図2】本発明の一実施形態に係る画像形成装置のトナーコンテナを後方から見た図である。
図3】本発明の一実施形態の画像形成装置のコンテナ収容部(排出トレイが閉位置に回動した状態)を示す正面図である。
図4】本発明の一実施形態の画像形成装置のコンテナ収容部(排出トレイが開位置に回動した状態)を示す正面図である。

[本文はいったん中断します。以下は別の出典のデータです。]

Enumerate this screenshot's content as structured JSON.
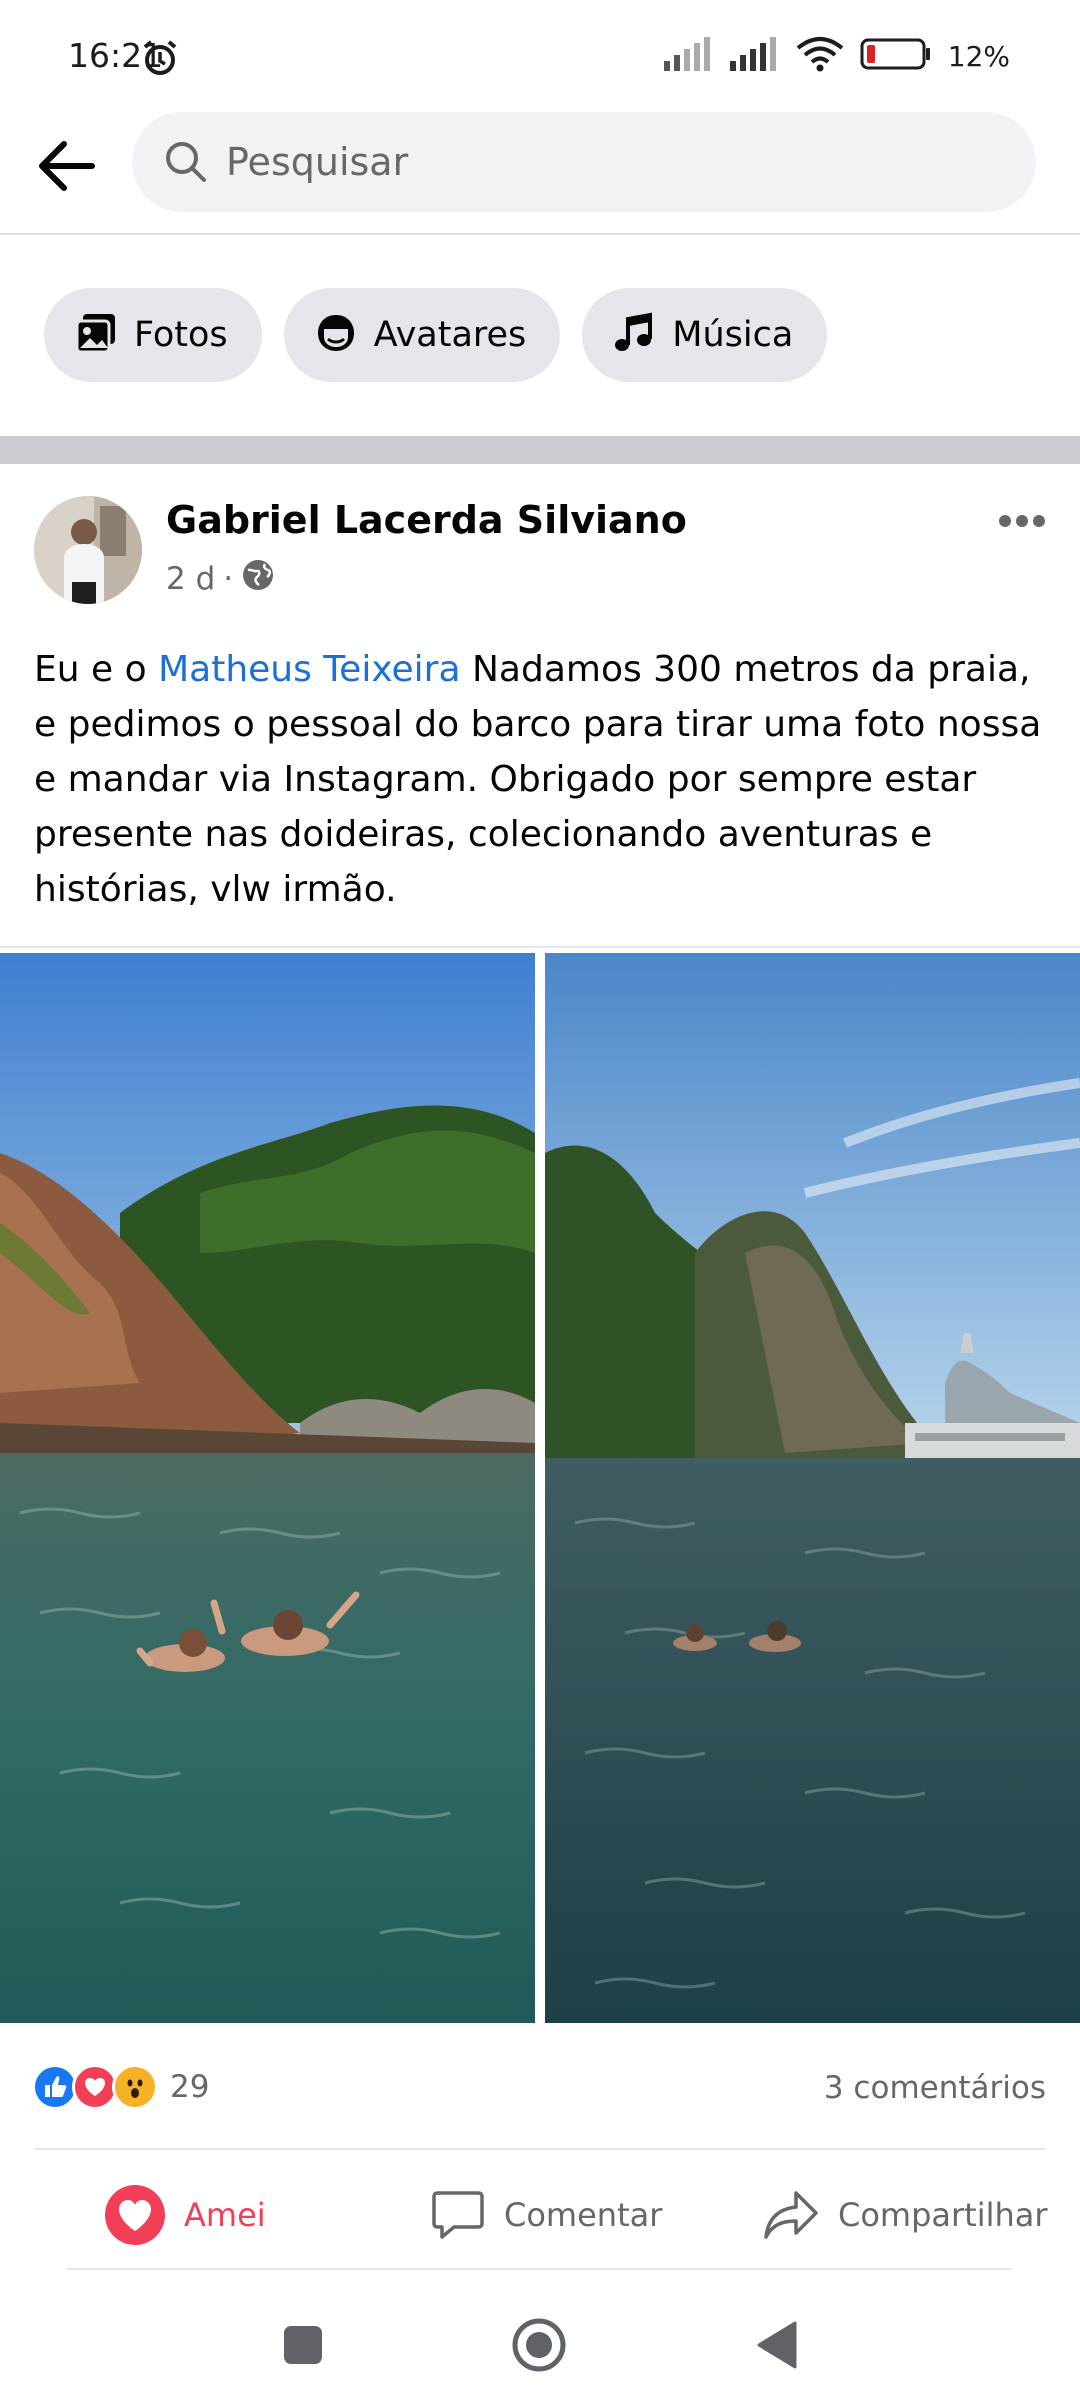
{
  "status_bar": {
    "time": "16:21",
    "battery": "12%"
  },
  "search": {
    "placeholder": "Pesquisar"
  },
  "chips": [
    {
      "label": "Fotos",
      "icon": "photos-icon"
    },
    {
      "label": "Avatares",
      "icon": "avatar-icon"
    },
    {
      "label": "Música",
      "icon": "music-icon"
    }
  ],
  "post": {
    "author": "Gabriel Lacerda Silviano",
    "time": "2 d",
    "separator": "·",
    "privacy_icon": "globe-icon",
    "text_before": "Eu e o ",
    "mention": "Matheus Teixeira",
    "text_after": " Nadamos 300 metros da praia, e pedimos o pessoal do barco para tirar uma foto nossa e mandar via Instagram. Obrigado por sempre estar presente nas doideiras, colecionando aventuras e histórias, vlw irmão.",
    "reaction_count": "29",
    "comments": "3 comentários"
  },
  "actions": {
    "love": "Amei",
    "comment": "Comentar",
    "share": "Compartilhar"
  },
  "colors": {
    "love": "#f33e58",
    "like": "#1877f2",
    "mention": "#1b6fd6"
  }
}
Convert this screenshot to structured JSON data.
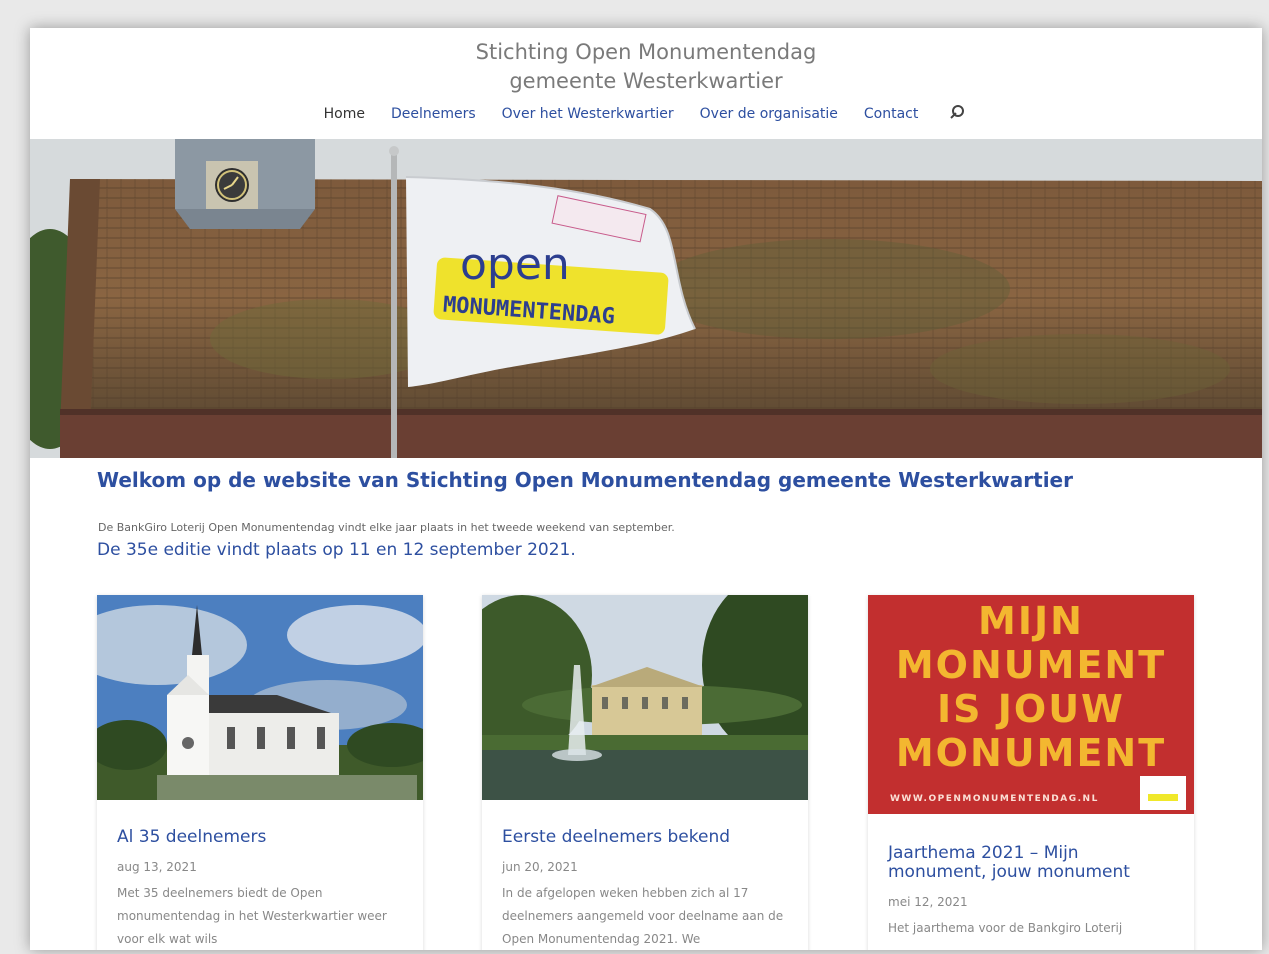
{
  "site": {
    "title_line1": "Stichting Open Monumentendag",
    "title_line2": "gemeente Westerkwartier"
  },
  "nav": {
    "items": [
      {
        "label": "Home"
      },
      {
        "label": "Deelnemers"
      },
      {
        "label": "Over het Westerkwartier"
      },
      {
        "label": "Over de organisatie"
      },
      {
        "label": "Contact"
      }
    ],
    "search_icon": "search-icon"
  },
  "hero": {
    "flag_text_top": "open",
    "flag_text_bottom": "MONUMENTENDAG"
  },
  "main": {
    "welcome": "Welkom op de website van Stichting Open Monumentendag gemeente Westerkwartier",
    "intro": "De BankGiro Loterij Open Monumentendag vindt elke jaar plaats in het tweede weekend van september.",
    "edition": "De 35e editie vindt plaats op 11 en 12 september 2021."
  },
  "posts": [
    {
      "title": "Al 35 deelnemers",
      "date": "aug 13, 2021",
      "excerpt": "Met 35 deelnemers biedt de Open monumentendag in het Westerkwartier weer voor elk wat wils"
    },
    {
      "title": "Eerste deelnemers bekend",
      "date": "jun 20, 2021",
      "excerpt": "In de afgelopen weken hebben zich al 17 deelnemers aangemeld voor deelname aan de Open Monumentendag 2021. We"
    },
    {
      "title": "Jaarthema 2021 – Mijn monument, jouw monument",
      "date": "mei 12, 2021",
      "excerpt": "Het jaarthema voor de Bankgiro Loterij"
    }
  ],
  "poster": {
    "line1": "MIJN",
    "line2": "MONUMENT",
    "line3": "IS JOUW",
    "line4": "MONUMENT",
    "url": "WWW.OPENMONUMENTENDAG.NL"
  },
  "colors": {
    "link": "#2d4fa0",
    "poster_red": "#c22f2f",
    "poster_yellow": "#f3b730"
  }
}
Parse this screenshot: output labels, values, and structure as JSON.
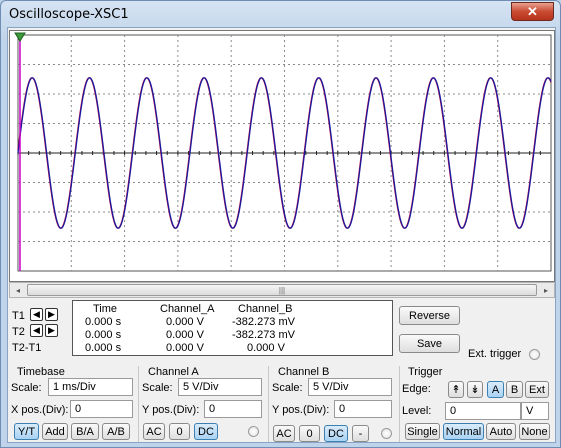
{
  "window": {
    "title": "Oscilloscope-XSC1",
    "close_label": "✕"
  },
  "scrollbar": {
    "left_arrow": "◂",
    "right_arrow": "▸",
    "grip": "|||"
  },
  "cursors": {
    "t1_label": "T1",
    "t2_label": "T2",
    "diff_label": "T2-T1",
    "left_arrow": "◀",
    "right_arrow": "▶"
  },
  "readout": {
    "headers": [
      "Time",
      "Channel_A",
      "Channel_B"
    ],
    "rows": [
      [
        "0.000 s",
        "0.000 V",
        "-382.273 mV"
      ],
      [
        "0.000 s",
        "0.000 V",
        "-382.273 mV"
      ],
      [
        "0.000 s",
        "0.000 V",
        "0.000 V"
      ]
    ]
  },
  "actions": {
    "reverse": "Reverse",
    "save": "Save",
    "ext_trigger": "Ext. trigger"
  },
  "timebase": {
    "title": "Timebase",
    "scale_label": "Scale:",
    "scale_value": "1 ms/Div",
    "xpos_label": "X pos.(Div):",
    "xpos_value": "0",
    "modes": [
      "Y/T",
      "Add",
      "B/A",
      "A/B"
    ],
    "active_mode": "Y/T"
  },
  "channel_a": {
    "title": "Channel A",
    "scale_label": "Scale:",
    "scale_value": "5  V/Div",
    "ypos_label": "Y pos.(Div):",
    "ypos_value": "0",
    "coupling": [
      "AC",
      "0",
      "DC"
    ],
    "active_coupling": "DC"
  },
  "channel_b": {
    "title": "Channel B",
    "scale_label": "Scale:",
    "scale_value": "5  V/Div",
    "ypos_label": "Y pos.(Div):",
    "ypos_value": "0",
    "coupling": [
      "AC",
      "0",
      "DC",
      "-"
    ],
    "active_coupling": "DC"
  },
  "trigger": {
    "title": "Trigger",
    "edge_label": "Edge:",
    "edge_buttons": [
      "↟",
      "↡",
      "A",
      "B",
      "Ext"
    ],
    "active_source": "A",
    "level_label": "Level:",
    "level_value": "0",
    "level_unit": "V",
    "modes": [
      "Single",
      "Normal",
      "Auto",
      "None"
    ],
    "active_mode": "Normal"
  },
  "colors": {
    "trace_a": "#cc0033",
    "trace_b": "#1a1a9e",
    "grid": "#8a8a8a",
    "cursor_t1": "#cc00cc"
  },
  "waveform": {
    "cycles": 9.3,
    "amplitude_div": 2.55,
    "phase": 0.0
  }
}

図5】本発明の一実施形態に係る画像形成装置において、開閉ギアを示す正面図である。
図6A】本発明の一実施形態に係る画像形成装置において、開閉ギアと本体側カップリングとを連結するリンク部材(排出トレイが開位置に回動した状態)を示す図である。
図6B】本発明の一実施形態に係る画像形成装置において、開閉ギアと本体側カップリングとを連結するリンク部材(排出トレイが閉位置に回動した状態)を示す図である。
図7】本発明の一実施形態の画像形成装置において、コンテナ収容部へ装着途中のトナーコンテナを示す図である。
図8A】本発明の一実施形態の画像形成装置において、トナーコンテナの係合突起と開閉ギアの係合突起とが係合した状態を示す図である。
図8B】本発明の一実施形態の画像形成装置において、トナーコンテナのシャッターが開放位置に回動した状態を示す図である。
図9A】本発明の一実施形態に係る画像形成装置において、排出トレイが完全に開位置に回動していない場合のトナーコンテナと開閉ギアとを示す図である。
図9B】本発明の一実施形態に係る画像形成装置において、排出トレイが完全に開位置に回動していない場合のトナーコンテナと開閉ギアとを示す図である。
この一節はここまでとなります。